Pozwól mi wyjaśnić, co próbuję zrobić. Mam wykres punktów / pikseli obrazu w przestrzeni RGB. Próbuję znaleźć wydłużone gromady w tej przestrzeni. Jestem całkiem nowy w technikach klastrowania i być może nie robię poprawnie, próbuję grupować używając klastrów k-średnich firmy MATLAB, ale wydaje się, że to nie jest najlepsze podejście w tym przypadku.

Muszę znaleźć "klastry kolorów".

To właśnie otrzymuję po zastosowaniu K-średnich na obrazie. wprowadź opis obrazu tutaj

Oto jak powinno wyglądać:

wprowadź opis obrazu tutaj

dla obrazu podobnego do tego:

wprowadź opis obrazu tutaj

Czy ktoś może mi powiedzieć, gdzie idę źle i co mogę zrobić, aby poprawić moje wyniki?

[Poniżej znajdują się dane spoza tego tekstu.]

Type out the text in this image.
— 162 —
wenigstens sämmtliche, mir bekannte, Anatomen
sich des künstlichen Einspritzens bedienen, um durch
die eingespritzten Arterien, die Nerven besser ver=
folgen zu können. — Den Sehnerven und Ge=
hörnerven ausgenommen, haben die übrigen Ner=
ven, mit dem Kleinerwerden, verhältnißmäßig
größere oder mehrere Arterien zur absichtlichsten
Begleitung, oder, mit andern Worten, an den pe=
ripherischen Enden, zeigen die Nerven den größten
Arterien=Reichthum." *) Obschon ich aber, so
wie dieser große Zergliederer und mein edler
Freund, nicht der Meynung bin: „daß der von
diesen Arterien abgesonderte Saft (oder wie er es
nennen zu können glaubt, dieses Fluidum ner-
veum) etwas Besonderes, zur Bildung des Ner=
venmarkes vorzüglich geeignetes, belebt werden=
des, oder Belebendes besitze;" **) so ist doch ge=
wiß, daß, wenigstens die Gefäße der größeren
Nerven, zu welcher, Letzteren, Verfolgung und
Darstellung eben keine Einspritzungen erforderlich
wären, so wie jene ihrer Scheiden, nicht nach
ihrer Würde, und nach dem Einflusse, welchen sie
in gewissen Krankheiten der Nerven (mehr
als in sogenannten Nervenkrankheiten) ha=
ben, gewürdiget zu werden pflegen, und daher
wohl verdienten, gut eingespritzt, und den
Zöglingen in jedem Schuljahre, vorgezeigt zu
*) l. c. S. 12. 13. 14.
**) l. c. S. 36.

Uwaga: przepraszam za zdjęcia o niskiej rozdzielczości, są to najlepsze, jakie mam.

Odpowiedzi:

1 dla odpowiedzi № 1

k-oznacza w zasadzie założenie, że klastry sąw przybliżeniu sferyczny. W twoim przypadku zdecydowanie NIE są. Spróbuj dopasować Gaussa do każdego skupienia z niesferyczną macierzą kowariancji. Zasadniczo będziesz postępował zgodnie z tymi samymi krokami maksymalizacji oczekiwań (EM), co w k-średnich, z jedynym wyjątkiem, że będziesz także modelował i dopasowywał macierz kowariancji.

Oto zarys algorytmu

  1. init: przypisz każdy punkt losowo do jednego z nich k klastry.
  2. Dla każdego oszacowania klastra średnia i kowariancja
  3. Dla każdego punktu oszacuj jego prawdopodobieństwo przynależności do każdego klastra
    zauważ, że prawdopodobieństwo to opiera się nie tylko na odległości do środka (średniej), ale także na kształcie klastra, ponieważ jest on kodowany przez macierz kowariancji
  4. powtórz etapy 2 i 3 do momentu uzyskania zbieżności lub do momentu przekroczenia predefiniowanej liczby iteracji

2 dla odpowiedzi nr 2

Próbujesz powtórzyć wyniki tego artykułu? Powiedziałbym, po prostu rób to, co zrobili.

Jednak dodam, ponieważ są pewne problemy z bieżącymi odpowiedziami.

1) Tak, twoje klastry nie są sferyczne - co jestzałożenie k-znaczy czyni. DBSCAN i MeanShift to dwie bardziej popularne metody obsługi takich danych, ponieważ mogą obsługiwać niesferyczne dane. Jednak dane wydają się mieć jedną dużą centralną grupę, która rozprzestrzenia się na zewnątrz w kilku skończonych kierunkach.

W przypadku DBSCAN oznacza to, że wszystko znajdziew jeden klaster, lub wszystko jest jego własnym klastrem. Ponieważ DBSCAN ma założenie jednolitej gęstości i wymaga, aby klastry były rozdzielone pewnym marginesem.

MeanShift prawdopodobnie będzie miał trudności, ponieważwszystko wydaje się pochodzić z jednej centralnej bryły - tak będzie to obszar o największej gęstości, w którym punkty będą się zbliżać, i zbiegają się do jednej dużej gromady.

Moja rada to zmiana przestrzeni kolorów. RGB ma problemy, i to założenia większość algorytmówprawdopodobnie nie utrzyma się pod tym dobrze. Jaki algorytm grupowania powinien zostać użyty, prawdopodobnie zmieni się w przestrzeni różnych obiektów, ale mam nadzieję, że ułatwi to obsługę problemu.


1 dla odpowiedzi nr 3

Spojrzeć na oparte na gęstości algorytmy klastrowania, takie jak DBSCAN i MeanShift. Jeśli robisz to dla segmentacji, możesz chcieć dodać współrzędne pikseli do swoich wektorów.